Они пробрались сквозь людные ряды торговцев, сквозь широкую главную площадь, свернули в узкий переулок, и наконец Ого отворил едва заметную ссохшуюся дверь и протиснулся в какое-то помещение. Вирд нырнул в комнату за ним.
Зал был заполнен людьми, весьма разношерстными: молодыми и старыми, со светлыми и темными волосами и кожей, трезвыми и пьяными. Одеты все они тоже были по-разному: кто-то так, как сам Вирд, кое-кто получше, но благородными, судя по всему, здесь и не пахло. Деревянные тяжелые столы, такие же табуреты, низкий потолок, маленькие окошки без стекол, густой запах хмельного и съестного, ругань, шум, пение… Вирд впервые был в подобном заведении, он растерянно оглядывался вокруг, в то время как его друг, чувствовавший, по-видимому, здесь себя как дома, плюхнулся на свободный табурет у дальнего стола в углу и указал на табурет рядом с собой Вирду.
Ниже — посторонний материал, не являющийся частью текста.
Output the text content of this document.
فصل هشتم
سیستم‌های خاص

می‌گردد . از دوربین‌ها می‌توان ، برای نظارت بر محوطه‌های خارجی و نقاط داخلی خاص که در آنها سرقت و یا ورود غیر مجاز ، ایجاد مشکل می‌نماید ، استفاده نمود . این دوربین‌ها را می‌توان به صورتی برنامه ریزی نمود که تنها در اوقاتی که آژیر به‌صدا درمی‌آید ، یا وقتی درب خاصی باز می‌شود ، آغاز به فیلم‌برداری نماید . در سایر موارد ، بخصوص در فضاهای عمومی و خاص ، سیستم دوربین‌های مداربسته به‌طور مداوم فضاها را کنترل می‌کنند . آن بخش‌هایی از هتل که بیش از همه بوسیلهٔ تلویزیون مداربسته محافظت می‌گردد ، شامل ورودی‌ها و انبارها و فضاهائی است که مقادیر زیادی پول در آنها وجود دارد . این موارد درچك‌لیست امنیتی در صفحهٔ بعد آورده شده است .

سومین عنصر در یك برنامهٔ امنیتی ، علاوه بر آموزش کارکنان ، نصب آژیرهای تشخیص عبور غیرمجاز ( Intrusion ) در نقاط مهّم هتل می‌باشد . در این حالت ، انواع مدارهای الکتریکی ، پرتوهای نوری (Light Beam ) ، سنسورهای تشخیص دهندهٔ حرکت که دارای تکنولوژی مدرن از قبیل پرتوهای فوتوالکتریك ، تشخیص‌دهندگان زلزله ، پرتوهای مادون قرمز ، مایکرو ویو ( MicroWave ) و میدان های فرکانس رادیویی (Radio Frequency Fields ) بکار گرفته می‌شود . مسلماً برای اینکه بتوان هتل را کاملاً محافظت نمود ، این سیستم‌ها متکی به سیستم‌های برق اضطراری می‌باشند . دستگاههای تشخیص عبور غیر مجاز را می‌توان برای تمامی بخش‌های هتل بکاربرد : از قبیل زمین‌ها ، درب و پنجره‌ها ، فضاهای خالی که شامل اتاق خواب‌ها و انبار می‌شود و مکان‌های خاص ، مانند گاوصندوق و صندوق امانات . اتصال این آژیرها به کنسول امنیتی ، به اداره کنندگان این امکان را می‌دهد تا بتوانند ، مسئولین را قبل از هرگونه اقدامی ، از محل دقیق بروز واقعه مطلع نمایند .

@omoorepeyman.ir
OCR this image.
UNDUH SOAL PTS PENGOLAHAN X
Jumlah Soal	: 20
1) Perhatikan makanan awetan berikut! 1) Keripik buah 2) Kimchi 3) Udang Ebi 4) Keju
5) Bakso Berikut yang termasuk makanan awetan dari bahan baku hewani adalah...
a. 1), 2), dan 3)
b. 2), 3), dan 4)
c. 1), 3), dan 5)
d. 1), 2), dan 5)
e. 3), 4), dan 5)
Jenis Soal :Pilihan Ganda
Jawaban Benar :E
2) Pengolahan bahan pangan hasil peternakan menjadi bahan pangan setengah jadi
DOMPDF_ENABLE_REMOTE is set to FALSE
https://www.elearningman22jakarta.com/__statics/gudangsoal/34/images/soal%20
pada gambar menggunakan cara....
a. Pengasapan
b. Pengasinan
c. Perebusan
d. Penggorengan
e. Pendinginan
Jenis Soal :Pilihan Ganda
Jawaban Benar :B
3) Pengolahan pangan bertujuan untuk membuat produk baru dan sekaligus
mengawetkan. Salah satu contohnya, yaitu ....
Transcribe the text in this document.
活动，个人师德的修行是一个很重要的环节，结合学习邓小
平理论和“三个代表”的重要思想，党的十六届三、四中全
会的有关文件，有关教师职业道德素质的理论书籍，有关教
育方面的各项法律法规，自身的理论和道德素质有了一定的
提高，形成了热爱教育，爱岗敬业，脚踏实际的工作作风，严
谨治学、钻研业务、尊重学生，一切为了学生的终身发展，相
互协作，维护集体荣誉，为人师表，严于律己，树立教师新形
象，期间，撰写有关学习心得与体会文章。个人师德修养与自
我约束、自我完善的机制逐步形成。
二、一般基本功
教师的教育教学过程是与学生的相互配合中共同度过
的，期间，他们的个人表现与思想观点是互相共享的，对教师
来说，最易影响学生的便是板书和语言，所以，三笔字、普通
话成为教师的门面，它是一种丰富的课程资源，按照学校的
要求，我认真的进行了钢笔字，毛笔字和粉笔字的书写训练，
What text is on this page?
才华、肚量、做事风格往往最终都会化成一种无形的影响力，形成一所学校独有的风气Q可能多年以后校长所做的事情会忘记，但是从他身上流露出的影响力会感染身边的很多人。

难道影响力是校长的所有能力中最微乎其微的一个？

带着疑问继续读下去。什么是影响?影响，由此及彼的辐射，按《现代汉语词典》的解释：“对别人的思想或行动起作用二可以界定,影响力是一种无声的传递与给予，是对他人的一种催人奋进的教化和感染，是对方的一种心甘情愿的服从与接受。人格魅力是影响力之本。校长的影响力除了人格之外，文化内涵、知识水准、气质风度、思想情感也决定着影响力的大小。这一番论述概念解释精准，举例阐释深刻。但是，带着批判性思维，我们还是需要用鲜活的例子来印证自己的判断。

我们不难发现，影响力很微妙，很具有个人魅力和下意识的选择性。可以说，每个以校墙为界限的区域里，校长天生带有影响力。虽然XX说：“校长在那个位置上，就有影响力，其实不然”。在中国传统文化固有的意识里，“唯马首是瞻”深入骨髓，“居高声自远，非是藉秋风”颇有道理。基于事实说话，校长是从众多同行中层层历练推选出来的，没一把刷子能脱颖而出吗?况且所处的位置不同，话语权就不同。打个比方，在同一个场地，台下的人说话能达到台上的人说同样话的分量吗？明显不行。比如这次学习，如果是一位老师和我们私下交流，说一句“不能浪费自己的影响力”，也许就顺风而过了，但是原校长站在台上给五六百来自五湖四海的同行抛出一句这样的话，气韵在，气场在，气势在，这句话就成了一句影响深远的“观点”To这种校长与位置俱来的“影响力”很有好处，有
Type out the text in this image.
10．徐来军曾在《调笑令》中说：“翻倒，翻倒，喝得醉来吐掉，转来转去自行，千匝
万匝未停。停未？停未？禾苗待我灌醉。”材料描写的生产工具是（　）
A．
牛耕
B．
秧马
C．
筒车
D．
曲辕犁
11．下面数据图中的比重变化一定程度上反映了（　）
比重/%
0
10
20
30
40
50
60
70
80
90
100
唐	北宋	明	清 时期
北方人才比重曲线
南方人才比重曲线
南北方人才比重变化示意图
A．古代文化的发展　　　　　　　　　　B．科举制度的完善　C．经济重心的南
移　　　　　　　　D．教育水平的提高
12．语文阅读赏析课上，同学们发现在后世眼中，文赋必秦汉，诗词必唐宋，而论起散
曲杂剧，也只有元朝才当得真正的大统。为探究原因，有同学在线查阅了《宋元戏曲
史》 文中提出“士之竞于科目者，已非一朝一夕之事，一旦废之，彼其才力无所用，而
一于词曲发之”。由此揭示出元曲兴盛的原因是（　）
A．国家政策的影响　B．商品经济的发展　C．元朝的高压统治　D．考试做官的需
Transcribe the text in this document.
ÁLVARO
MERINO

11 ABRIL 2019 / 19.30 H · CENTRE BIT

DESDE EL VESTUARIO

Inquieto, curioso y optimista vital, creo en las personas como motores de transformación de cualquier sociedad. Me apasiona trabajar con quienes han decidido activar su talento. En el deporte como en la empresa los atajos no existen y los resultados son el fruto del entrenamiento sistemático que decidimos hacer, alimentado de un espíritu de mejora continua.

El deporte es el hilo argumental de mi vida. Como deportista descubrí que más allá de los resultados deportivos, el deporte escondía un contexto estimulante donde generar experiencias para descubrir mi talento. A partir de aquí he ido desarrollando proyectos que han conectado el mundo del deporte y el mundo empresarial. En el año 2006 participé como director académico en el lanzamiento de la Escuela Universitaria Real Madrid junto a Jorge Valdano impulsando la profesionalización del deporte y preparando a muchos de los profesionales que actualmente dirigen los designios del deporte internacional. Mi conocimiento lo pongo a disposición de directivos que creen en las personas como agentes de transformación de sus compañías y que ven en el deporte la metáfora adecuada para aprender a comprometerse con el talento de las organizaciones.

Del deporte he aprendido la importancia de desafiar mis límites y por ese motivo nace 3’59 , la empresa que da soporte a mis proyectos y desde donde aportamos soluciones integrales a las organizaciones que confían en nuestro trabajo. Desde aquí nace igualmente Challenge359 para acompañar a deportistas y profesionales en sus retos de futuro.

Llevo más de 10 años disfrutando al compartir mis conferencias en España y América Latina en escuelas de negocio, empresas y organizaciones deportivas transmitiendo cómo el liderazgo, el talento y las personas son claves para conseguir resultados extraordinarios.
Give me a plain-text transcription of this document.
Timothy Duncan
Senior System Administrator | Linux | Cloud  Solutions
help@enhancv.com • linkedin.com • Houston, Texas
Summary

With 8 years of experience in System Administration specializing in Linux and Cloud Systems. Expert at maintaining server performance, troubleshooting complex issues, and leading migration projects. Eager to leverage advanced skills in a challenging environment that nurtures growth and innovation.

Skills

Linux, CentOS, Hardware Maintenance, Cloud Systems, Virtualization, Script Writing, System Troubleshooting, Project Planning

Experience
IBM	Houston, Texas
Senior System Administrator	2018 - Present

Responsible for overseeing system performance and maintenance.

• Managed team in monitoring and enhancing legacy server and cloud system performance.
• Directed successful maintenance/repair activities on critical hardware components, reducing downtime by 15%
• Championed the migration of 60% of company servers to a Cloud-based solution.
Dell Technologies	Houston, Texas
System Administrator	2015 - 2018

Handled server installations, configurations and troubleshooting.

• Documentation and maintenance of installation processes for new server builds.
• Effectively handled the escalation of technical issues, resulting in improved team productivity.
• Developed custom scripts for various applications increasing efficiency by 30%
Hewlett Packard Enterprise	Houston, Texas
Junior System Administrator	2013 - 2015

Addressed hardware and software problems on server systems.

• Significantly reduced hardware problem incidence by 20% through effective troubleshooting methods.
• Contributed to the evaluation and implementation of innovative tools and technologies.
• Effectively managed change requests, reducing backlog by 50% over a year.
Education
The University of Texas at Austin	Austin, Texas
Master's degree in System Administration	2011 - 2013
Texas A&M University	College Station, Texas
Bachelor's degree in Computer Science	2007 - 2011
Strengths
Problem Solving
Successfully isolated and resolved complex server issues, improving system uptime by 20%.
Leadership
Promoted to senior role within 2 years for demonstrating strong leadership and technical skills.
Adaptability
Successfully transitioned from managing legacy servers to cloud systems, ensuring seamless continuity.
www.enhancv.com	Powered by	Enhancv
– Простой люд, – прокомментировал он, проследив за взглядом Вирда, изучающего зал. – Большинство, конечно, свободные, но богатых здесь нет.
Ого шумно выдохнул и тут же пустил в ход монетку хозяйки, махнув подавальщице. И принялся тараторить на свой обычный манер;
– Слушай! Какая удача, что ты здесь оказался! Я гляжу – кто-то чуть не повалил к’Хаиль Фенэ, прямо на площади. – Он лукаво подмигнул Вирду, а тот тупо уставился в появившуюся перед ним, как по волшебству, кружку с пенным желтоватым напитком. – А это ты – собственной персоной! Да еще и самой к’Хаиль понравился! Вот уж удача! Как это Оргон послал тебя в город? Понимаю, что времени у тебя не так много, но ничего, поесть успеешь! Уж я-то знаю, как у Оргона кормят! Да и не страшно: если задержишься, не пошлет же он за тобой эффа! – Ого хихикнул.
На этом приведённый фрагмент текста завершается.